6 thoughts on “Follow the yellow-sticker road

  1. Philipppe-A.

    I’ve never actually seen those markers except on your blog, but they defeat their own purpose, don’t they?

    I mean the fact that most people didn’t yet realize that it’s easy to see where the doors open because of the worn pattern on the floor is the reason why boarding is quite civilized most of the time. People line up all along the boarding plateforme, and when the doors open, most of the people are already on the side of the doors, letting people out.

    There’s more than one thing wrong with the stm’s logistics, but metro car boarding had never struck me as one. Except for the few odd cases that no sign or rule will affect anyways, I find people to be very civilized and polite on the subway. Try to get on the bus in Paris… our nice waiting lines that sometimes strech for half a block don’t seem to exist over there. It’s more like Black Friday at Long Island’s Wal-Mart.

  2. Vahan

    The STM sure has balls. They think that a few stickers on the platform will suddenly civilize a society so stuck in their own heads. The “me first” attitude has been growing stronger from one generation to the next. The blame should land squarely on the shoulders of the parents of all Metro users and not only this generation, but generations past. How simple is it to teach your children to move over to let people out, how simple is it to get up off your seat and let someone who needs it sit down, how simple is it to get up and be prepared to get off the train before you arrive at your stop instead of stampeding people ahead of you because you are in a rush all of sudden. These are simple, easy normal well brought up human beings should be able to follow. The STM should not have to dictate how not to be a savage and if your parents have not taught you how to be civilized then they have failed you.

  3. Jean Naimard

    Years ago, I commuted along with another cow-orker, and our commute included a transfer at Berri-de-Montigny. We purposefully chose to sit in a car near the exit, so the platform was always jam-packed with people eager to teleport themselves through us so they could grab empty seats.

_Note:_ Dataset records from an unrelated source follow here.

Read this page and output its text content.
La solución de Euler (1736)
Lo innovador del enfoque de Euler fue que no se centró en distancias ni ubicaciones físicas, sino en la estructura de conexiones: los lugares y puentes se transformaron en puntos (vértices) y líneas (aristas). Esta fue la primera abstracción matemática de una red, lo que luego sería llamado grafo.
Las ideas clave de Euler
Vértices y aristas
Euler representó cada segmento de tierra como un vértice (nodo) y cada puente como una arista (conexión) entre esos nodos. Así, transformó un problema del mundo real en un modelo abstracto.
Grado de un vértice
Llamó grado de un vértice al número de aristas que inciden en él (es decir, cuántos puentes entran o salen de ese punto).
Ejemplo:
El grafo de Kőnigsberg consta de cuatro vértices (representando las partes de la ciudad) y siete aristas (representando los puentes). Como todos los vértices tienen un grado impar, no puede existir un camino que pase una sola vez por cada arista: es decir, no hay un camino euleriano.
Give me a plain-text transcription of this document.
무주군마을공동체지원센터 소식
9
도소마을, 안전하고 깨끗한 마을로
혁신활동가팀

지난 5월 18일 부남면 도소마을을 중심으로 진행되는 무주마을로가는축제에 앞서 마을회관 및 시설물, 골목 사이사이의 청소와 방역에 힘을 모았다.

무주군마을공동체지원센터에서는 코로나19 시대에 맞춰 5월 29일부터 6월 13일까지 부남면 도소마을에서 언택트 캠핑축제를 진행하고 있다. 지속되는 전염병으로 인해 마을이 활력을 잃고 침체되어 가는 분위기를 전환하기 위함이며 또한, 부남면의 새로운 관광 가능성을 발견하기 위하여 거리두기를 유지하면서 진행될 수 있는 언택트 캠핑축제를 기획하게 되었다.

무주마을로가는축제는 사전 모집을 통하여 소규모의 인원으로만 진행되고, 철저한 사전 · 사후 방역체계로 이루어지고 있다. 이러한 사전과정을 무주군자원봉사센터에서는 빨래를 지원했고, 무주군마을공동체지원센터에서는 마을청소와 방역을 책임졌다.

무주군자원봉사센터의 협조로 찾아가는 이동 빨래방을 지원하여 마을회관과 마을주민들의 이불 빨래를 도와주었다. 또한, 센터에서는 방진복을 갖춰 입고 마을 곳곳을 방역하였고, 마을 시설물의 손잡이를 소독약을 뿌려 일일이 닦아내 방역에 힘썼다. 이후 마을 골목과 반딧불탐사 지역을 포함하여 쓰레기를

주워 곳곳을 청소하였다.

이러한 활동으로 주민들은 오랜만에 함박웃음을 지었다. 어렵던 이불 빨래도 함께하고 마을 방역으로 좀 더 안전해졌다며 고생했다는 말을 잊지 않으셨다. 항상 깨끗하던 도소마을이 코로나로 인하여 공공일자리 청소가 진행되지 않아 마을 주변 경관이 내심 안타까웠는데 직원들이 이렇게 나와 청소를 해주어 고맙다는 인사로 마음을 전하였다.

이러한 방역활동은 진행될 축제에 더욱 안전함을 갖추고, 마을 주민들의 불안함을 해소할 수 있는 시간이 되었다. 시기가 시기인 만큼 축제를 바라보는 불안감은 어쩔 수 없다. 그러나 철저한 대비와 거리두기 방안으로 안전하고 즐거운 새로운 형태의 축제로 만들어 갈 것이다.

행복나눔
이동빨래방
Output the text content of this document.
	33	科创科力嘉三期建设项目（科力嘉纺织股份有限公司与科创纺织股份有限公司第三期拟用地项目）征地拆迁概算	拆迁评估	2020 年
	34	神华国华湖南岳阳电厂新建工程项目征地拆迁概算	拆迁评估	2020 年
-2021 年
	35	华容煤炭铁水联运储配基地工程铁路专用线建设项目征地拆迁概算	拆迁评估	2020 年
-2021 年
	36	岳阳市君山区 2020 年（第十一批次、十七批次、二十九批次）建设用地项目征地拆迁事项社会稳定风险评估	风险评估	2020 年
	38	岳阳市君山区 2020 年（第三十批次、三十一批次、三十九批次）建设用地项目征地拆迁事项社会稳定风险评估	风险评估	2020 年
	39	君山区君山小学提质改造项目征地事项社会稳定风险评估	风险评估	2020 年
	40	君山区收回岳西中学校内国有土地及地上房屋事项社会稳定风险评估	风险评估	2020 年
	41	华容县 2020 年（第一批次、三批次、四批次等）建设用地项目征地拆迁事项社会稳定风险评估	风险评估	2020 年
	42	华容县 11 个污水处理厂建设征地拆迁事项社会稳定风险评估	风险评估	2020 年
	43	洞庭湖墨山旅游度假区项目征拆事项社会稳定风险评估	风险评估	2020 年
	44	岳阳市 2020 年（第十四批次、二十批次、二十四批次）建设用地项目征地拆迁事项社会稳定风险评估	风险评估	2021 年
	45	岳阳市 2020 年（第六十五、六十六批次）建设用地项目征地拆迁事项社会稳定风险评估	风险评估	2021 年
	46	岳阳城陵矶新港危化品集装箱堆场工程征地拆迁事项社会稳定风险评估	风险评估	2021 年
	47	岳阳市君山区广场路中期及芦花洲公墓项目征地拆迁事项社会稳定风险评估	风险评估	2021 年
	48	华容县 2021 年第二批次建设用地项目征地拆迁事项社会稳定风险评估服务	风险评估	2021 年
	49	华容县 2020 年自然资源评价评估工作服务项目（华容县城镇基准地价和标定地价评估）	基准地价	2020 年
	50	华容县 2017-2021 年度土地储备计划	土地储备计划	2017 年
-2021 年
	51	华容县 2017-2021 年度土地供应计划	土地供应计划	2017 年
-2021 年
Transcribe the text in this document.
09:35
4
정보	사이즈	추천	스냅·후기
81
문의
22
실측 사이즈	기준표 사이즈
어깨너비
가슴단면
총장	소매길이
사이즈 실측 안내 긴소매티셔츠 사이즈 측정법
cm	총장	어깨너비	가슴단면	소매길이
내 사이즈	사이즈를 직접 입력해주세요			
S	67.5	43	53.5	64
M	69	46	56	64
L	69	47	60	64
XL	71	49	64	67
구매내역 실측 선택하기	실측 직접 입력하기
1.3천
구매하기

    This is where the fun began because there is no nicer feeling than 400 pounds (we were both slimmer then) of meat plowing into the inrushing inflow fat, shoving them aside with profuse and polite “excuse me”, knowing very well that they would not come back against us, so eager they are at catching their trains… (Once, a diminutive old woman kept rushing against me, mumbling something or other. So, irked at her persistance, I just stood in front of her, preventing her from entering until the doors closed. As the train left, I very politely told her that it was not polite to rush in like that against people and she should wait for the way to be clear. That’s at this moment I noticed the two laughing STM security guards laughing at her…)

    Aaaah, the exuberance of youth…

    * * *

    WRT lines and boarding buses in Paris, the bus-waiting lines painted on the floor at Terminus Centre-Ville are a sight to behold. A friend of mine working in the AMT told me of french-from-France interns working at the AMT for a summer being totally flabberghasted at the sight of those lines, and realizing that the people would actually queue on them… Such orderly queueing is a concept totally alien to parisians, it seems…

    * * *

    Now, if only the STM would tackle the problem of people standing on the LEFT side of escalators… (official reason not to: “it would de-balance the escalators”. Now tell that to an engineer and see how he laughs you out of this continuum)…

    1. Fagstein Post author

      Actually the official reason not to have walking on escalators is safety. There’s no regulation against it, but they’re not encouraging it either.